Love you, Mum

I have a novel coming out this week, and it’s the first one my mum didn’t live long enough to read. She had cancer that started in her mouth, and made life very tough in her final years. I remember when my last novel, In Falling Snow, was in production in 2012, I didn’t think she’d live to see it launched. I got the publisher to send her the page-proofs and asked her to read them and look for errors. This was subterfuge. I didn’t want to say you’ll be dead before it’s published.

This new novel, Swimming Home, is about a young swimmer who has a difficult relationship with mothers. I had a difficult relationship with my mum. Like many of my friends with their mothers, I often felt I’d disappointed her, that she preferred my brothers. And perhaps she did. I’m sure they were less complicated than me. In my thirties, I came to see not only that Mum did the best she could, but also that she was the perfect mother for me. As a teenager at an all-girls’ school I was in constant trouble. But she never tried to make me be any different from who I was. She let me be. She also made sure I was taught to swim, even though she herself was never taught. 
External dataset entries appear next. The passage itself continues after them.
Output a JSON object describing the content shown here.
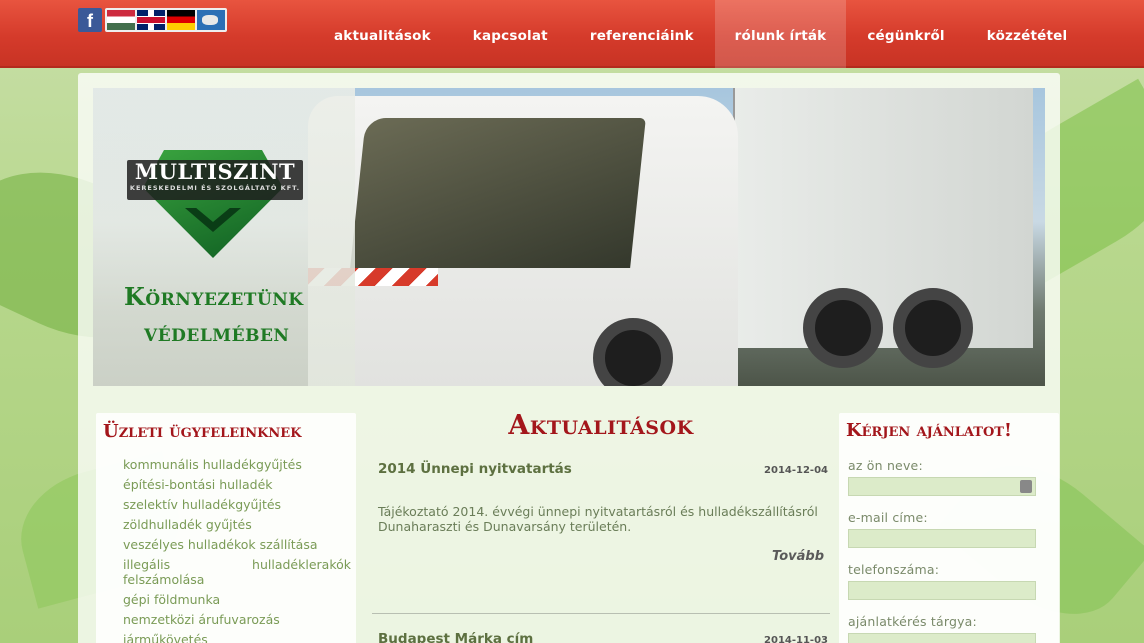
{
  "header": {
    "social": {
      "facebook_glyph": "f",
      "icon": "facebook-icon"
    },
    "languages": [
      {
        "icon": "flag-hungary-icon"
      },
      {
        "icon": "flag-uk-icon"
      },
      {
        "icon": "flag-germany-icon"
      },
      {
        "icon": "flag-world-icon"
      }
    ],
    "nav": [
      {
        "label": "aktualitások",
        "active": false
      },
      {
        "label": "kapcsolat",
        "active": false
      },
      {
        "label": "referenciáink",
        "active": false
      },
      {
        "label": "rólunk írták",
        "active": true
      },
      {
        "label": "cégünkről",
        "active": false
      },
      {
        "label": "közzététel",
        "active": false
      }
    ]
  },
  "banner": {
    "logo_name": "MULTISZINT",
    "logo_sub": "KERESKEDELMI ÉS SZOLGÁLTATÓ KFT.",
    "slogan_line1": "Környezetünk",
    "slogan_line2": "védelmében"
  },
  "sidebar": {
    "title": "Üzleti ügyfeleinknek",
    "items": [
      "kommunális hulladékgyűjtés",
      "építési-bontási hulladék",
      "szelektív hulladékgyűjtés",
      "zöldhulladék gyűjtés",
      "veszélyes hulladékok szállítása",
      "illegális hulladéklerakók felszámolása",
      "gépi földmunka",
      "nemzetközi árufuvarozás",
      "járműkövetés"
    ]
  },
  "main": {
    "title": "Aktualitások",
    "news": [
      {
        "title": "2014 Ünnepi nyitvatartás",
        "date": "2014-12-04",
        "body": "Tájékoztató 2014. évvégi ünnepi nyitvatartásról és hulladékszállításról Dunaharaszti és Dunavarsány területén.",
        "more": "Tovább"
      },
      {
        "title": "Budapest Márka cím",
        "date": "2014-11-03"
      }
    ]
  },
  "form": {
    "title": "Kérjen ajánlatot!",
    "name_label": "az ön neve:",
    "email_label": "e-mail címe:",
    "phone_label": "telefonszáma:",
    "subject_label": "ajánlatkérés tárgya:"
  },
  "colors": {
    "nav_red": "#d53b2b",
    "heading_red": "#a3161b",
    "link_green": "#7a9b56",
    "input_green": "#dcebc9"
  }
}
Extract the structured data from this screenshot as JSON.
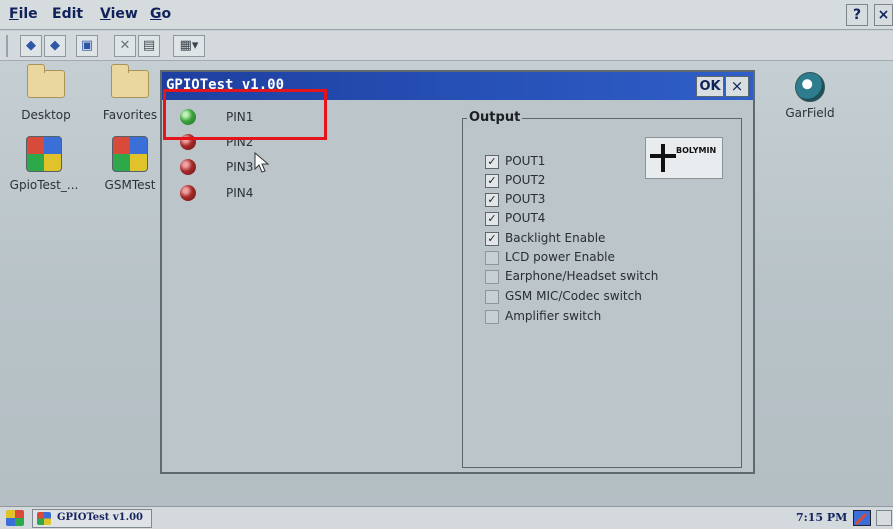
{
  "menubar": {
    "items": [
      {
        "first": "F",
        "rest": "ile",
        "accesskey_underlined": true
      },
      {
        "first": "Edit",
        "rest": "",
        "accesskey_underlined": false
      },
      {
        "first": "V",
        "rest": "iew",
        "accesskey_underlined": true
      },
      {
        "first": "G",
        "rest": "o",
        "accesskey_underlined": true
      }
    ],
    "help_label": "?",
    "close_label": "×"
  },
  "toolbar": {
    "buttons": [
      "back-icon",
      "forward-icon",
      "up-folder-icon",
      "delete-icon",
      "properties-icon",
      "view-menu-icon"
    ],
    "view_dropdown_glyph": "▾"
  },
  "desktop": {
    "icons": [
      {
        "label": "Desktop",
        "icon": "folder-icon"
      },
      {
        "label": "Favorites",
        "icon": "folder-icon"
      },
      {
        "label": "GpioTest_...",
        "icon": "app-icon"
      },
      {
        "label": "GSMTest",
        "icon": "app-icon"
      },
      {
        "label": "GarField",
        "icon": "media-icon"
      }
    ]
  },
  "dialog": {
    "title": "GPIOTest v1.00",
    "ok_label": "OK",
    "close_label": "×",
    "pins": [
      {
        "label": "PIN1",
        "state": "on"
      },
      {
        "label": "PIN2",
        "state": "off"
      },
      {
        "label": "PIN3",
        "state": "off"
      },
      {
        "label": "PIN4",
        "state": "off"
      }
    ],
    "output": {
      "title": "Output",
      "logo_text": "BOLYMIN",
      "checkboxes": [
        {
          "label": "POUT1",
          "checked": true
        },
        {
          "label": "POUT2",
          "checked": true
        },
        {
          "label": "POUT3",
          "checked": true
        },
        {
          "label": "POUT4",
          "checked": true
        },
        {
          "label": "Backlight Enable",
          "checked": true
        },
        {
          "label": "LCD power Enable",
          "checked": false
        },
        {
          "label": "Earphone/Headset switch",
          "checked": false
        },
        {
          "label": "GSM MIC/Codec switch",
          "checked": false
        },
        {
          "label": "Amplifier switch",
          "checked": false
        }
      ]
    }
  },
  "taskbar": {
    "task_title": "GPIOTest v1.00",
    "clock": "7:15 PM"
  },
  "colors": {
    "titlebar": "#1e3fa0",
    "led_on": "#3aa33f",
    "led_off": "#a52a2a",
    "highlight": "#e4141a"
  }
}
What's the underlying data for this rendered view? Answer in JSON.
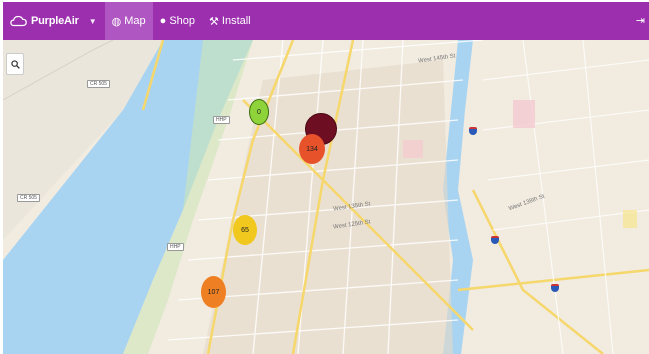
{
  "nav": {
    "brand": "PurpleAir",
    "items": [
      {
        "label": "Map",
        "icon": "globe-icon",
        "active": true
      },
      {
        "label": "Shop",
        "icon": "location-pin-icon",
        "active": false
      },
      {
        "label": "Install",
        "icon": "wrench-icon",
        "active": false
      }
    ],
    "right_icon": "sign-in-icon"
  },
  "map": {
    "markers": [
      {
        "value": "0",
        "color": "#8fd33a",
        "border": "#3d6f10"
      },
      {
        "value": "134",
        "color": "#e8522a",
        "border": "#e8522a"
      },
      {
        "value": "65",
        "color": "#f0c81e",
        "border": "#f0c81e"
      },
      {
        "value": "107",
        "color": "#ef7f23",
        "border": "#ef7f23"
      }
    ],
    "road_labels": {
      "cr505_top": "CR 505",
      "cr505_left": "CR 505",
      "hhp_top": "HHP",
      "hhp_bottom": "HHP",
      "w125": "West 125th St",
      "w135": "West 135th St",
      "w138": "West 138th St",
      "w145": "West 145th St"
    }
  }
}
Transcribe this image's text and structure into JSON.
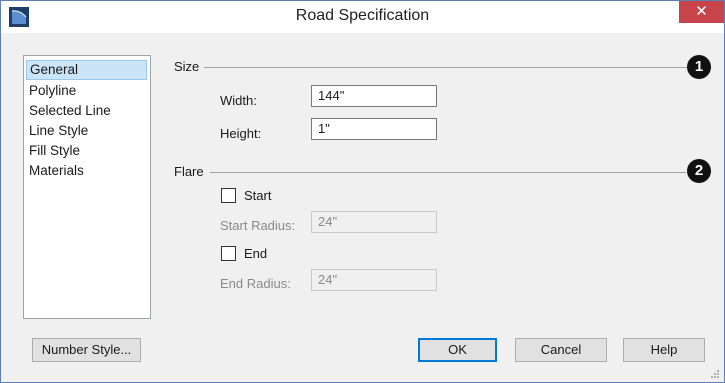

As I grew older and pushed my mother away—to my great shame—blaming her for I don’t even know what, she was always there when I went back. She was a gentle soul, I think now, a person life might not have been fair to. She’d been a journalist before she had children, and would have liked to write more, but four kids made that impossible in those days, and something seemed to have hobbled her right out of the gate. I once had to confide in her a terrible thing I’d done, and I expected she’d be angry. Instead, she took my burden on her own shoulders and freed me altogether. “I should have done more to help you,” she said, and put her hand on mine. 

When I went to visit her after I’d sent the proofs of In Falling Snow, I found them on the chair by her bed, and next to them, her notebook where she’d written page numbers and errors she’d caught. I’d forgotten that I’d asked her to do it and nearly blew my cover by asking her why she was taking notes. I remembered just in time and thanked her for her work. She was so sick by then, and drugged. She kept losing her place, she said, falling asleep reading. But she’d read it all once, she said, and now she was reading it again for errors she might have missed. It’s very good, she said. “I’m so proud of you.”

In the end, she lived until In Falling Snow was published, died early the following year. She won’t read Swimming Home, although she’s there on every page. I miss her still.